Getting Started with Your Program
Now what? How do you get started? Well, needless to say, I hope this is pretty easy and fun! So, here’s a basic, simple step-by-step guide for you to develop a program that is right for you.
1. Determine your goals
What do you want to accomplish? Do you want to build muscle, tone, or just get stronger? Articulating clear and realistic goals for yourself will undoubtedly assist you with customizing your program on your way to success. Not to mention that it gives you something to work towards. I know my goal was to simply lift more than my grocery bags. Spoiler alert: I did!
2. Determine your frequency
As a beginner, you want to aim for 2-3 days a week. From full-body days to split muscle groups each time you work, frequency can be as simple or as complex as you need it based on your life. Again, it’s whatever fits your lifestyle! Just remember, if you are taking frequent rest days, those matter too! Rest days are crucial for muscle recovery and growth (as referenced above in your workload).
3. Choose Your Exercises
One of the best things about strength training is the choice! Here’s a basic recipe to get you started:
Compound Exercises – these use many muscle groups at once, like squats, deadlifts, bench presses, rows. Compound exercises are efficient and can help you get the most out of your workout.

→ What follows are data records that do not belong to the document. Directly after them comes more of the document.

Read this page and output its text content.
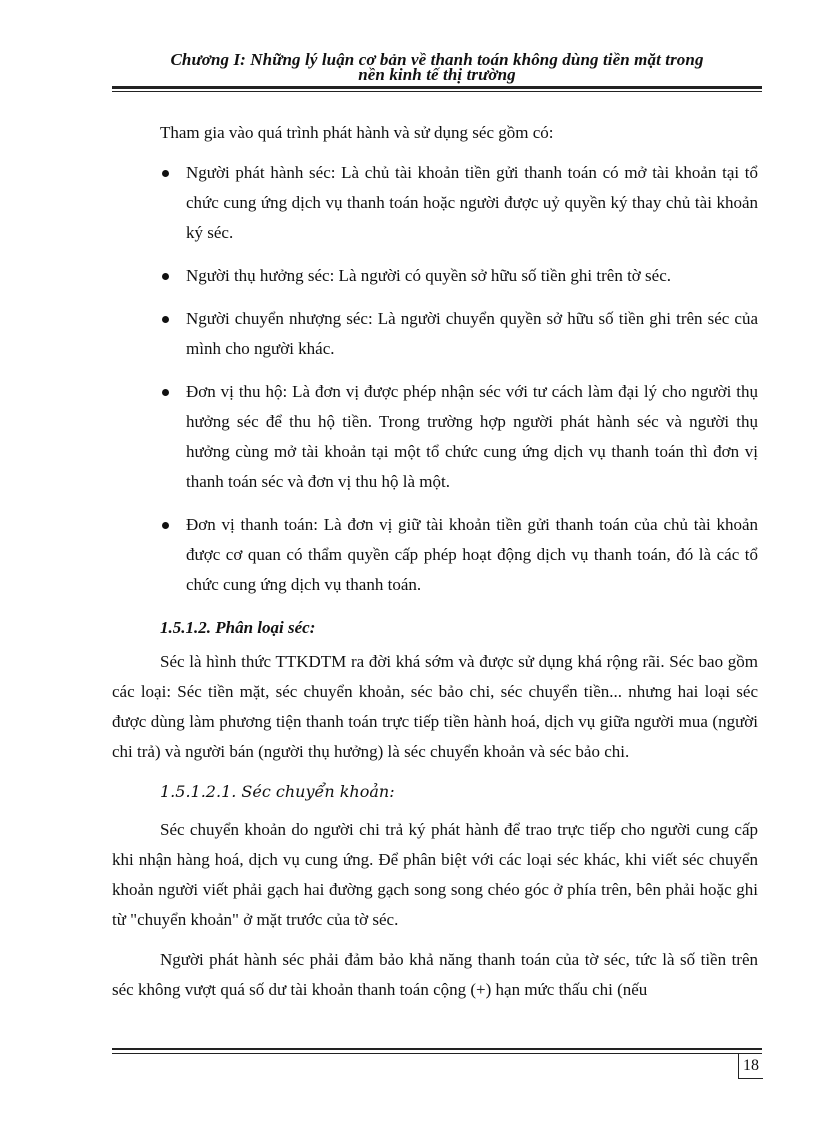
Chương I: Những lý luận cơ bản về thanh toán không dùng tiền mặt trong
nền kinh tế thị trường

Tham gia vào quá trình phát hành và sử dụng séc gồm có:

Người phát hành séc: Là chủ tài khoản tiền gửi thanh toán có mở tài khoản tại tổ chức cung ứng dịch vụ thanh toán hoặc người được uỷ quyền ký thay chủ tài khoản ký séc.
Người thụ hưởng séc: Là người có quyền sở hữu số tiền ghi trên tờ séc.
Người chuyển nhượng séc: Là người chuyển quyền sở hữu số tiền ghi trên séc của mình cho người khác.
Đơn vị thu hộ: Là đơn vị được phép nhận séc với tư cách làm đại lý cho người thụ hưởng séc để thu hộ tiền. Trong trường hợp người phát hành séc và người thụ hưởng cùng mở tài khoản tại một tổ chức cung ứng dịch vụ thanh toán thì đơn vị thanh toán séc và đơn vị thu hộ là một.
Đơn vị thanh toán: Là đơn vị giữ tài khoản tiền gửi thanh toán của chủ tài khoản được cơ quan có thẩm quyền cấp phép hoạt động dịch vụ thanh toán, đó là các tổ chức cung ứng dịch vụ thanh toán.
1.5.1.2. Phân loại séc:

Séc là hình thức TTKDTM ra đời khá sớm và được sử dụng khá rộng rãi. Séc bao gồm các loại: Séc tiền mặt, séc chuyển khoản, séc bảo chi, séc chuyển tiền... nhưng hai loại séc được dùng làm phương tiện thanh toán trực tiếp tiền hành hoá, dịch vụ giữa người mua (người chi trả) và người bán (người thụ hưởng) là séc chuyển khoản và séc bảo chi.

1.5.1.2.1. Séc chuyển khoản:

Séc chuyển khoản do người chi trả ký phát hành để trao trực tiếp cho người cung cấp khi nhận hàng hoá, dịch vụ cung ứng. Để phân biệt với các loại séc khác, khi viết séc chuyển khoản người viết phải gạch hai đường gạch song song chéo góc ở phía trên, bên phải hoặc ghi từ "chuyển khoản" ở mặt trước của tờ séc.

Người phát hành séc phải đảm bảo khả năng thanh toán của tờ séc, tức là số tiền trên séc không vượt quá số dư tài khoản thanh toán cộng (+) hạn mức thấu chi (nếu

18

Isolation Exercises – these use only one muscle group, like bicep curl and tricep extension. Isolation exercises are great if there are specific areas you want to target and strengthen.
4. Warm-Up & Cool Down
Please don’t skip the warm-up! A few minutes of light cardio and foam rolling or dynamic stretching will get your body ready for the type of work you’re about to do and it will limit the risk of injury. A cool down that includes some stretching afterward will help with the recovery process and improve your flexibility. Your body will appreciate it!
5. Start Light & Progress Slowly
I cannot stress this enough – start with weights that you can handle! It can be a lot of fun to jump right into the heavier weights, but your body will need time to adapt to the stresses you are placing on it. Once you feel you have the movement mastered, you can gradually increase the weights as your strength builds. Remember, progression allows for more progression!
6. Hydrate & Fuel!
Don’t forget to hydrate during your workouts! After you are done lifting, refuel your body with some good nutrition. Your muscles need to be treated to a little love from protein, healthy fats, and carbs. Anyone want a post-workout smoothie?
A Sample Beginner Program
Let’s put all of this together with a sample beginner strength training program you could try:
1st Day : Full Body
- Squats : 3 sets of 8-10 reps
- Push-Ups (knee or full) : 3 sets of 8-10 reps
- Bent-Over Rows : 3 sets of 8-10 reps
- Plank : 3 sets holding 20-30 seconds
2nd Day : Rest or light activity
3rd Day : Full Body
- Deadlifts : 3 sets of 8-10 reps
- Overhead Press : 3 sets of 8-10 reps
- Lunges : 3 sets of 8-10 reps (each leg)
- Glute Bridges : 3 sets of 10-12 reps
4th Day : Rest
5th Day : Repeat day 1 or 3
6th & 7th Days : Active recovery, yoga or maybe a brisk walk to keep that positive energy flowing!
Final Thoughts
So there you have it! A practical approach to putting together unlock your inner strength training program that is doable, even for new trainers. Remember, every journey begins with a single step (or squat)! Take your time, enjoy it, and embrace the fact you are getting stronger every single day.
If you have questions or need support along the way, please ask. We are all in this together! Now, let’s lift some heavy weights and lift your inner strength!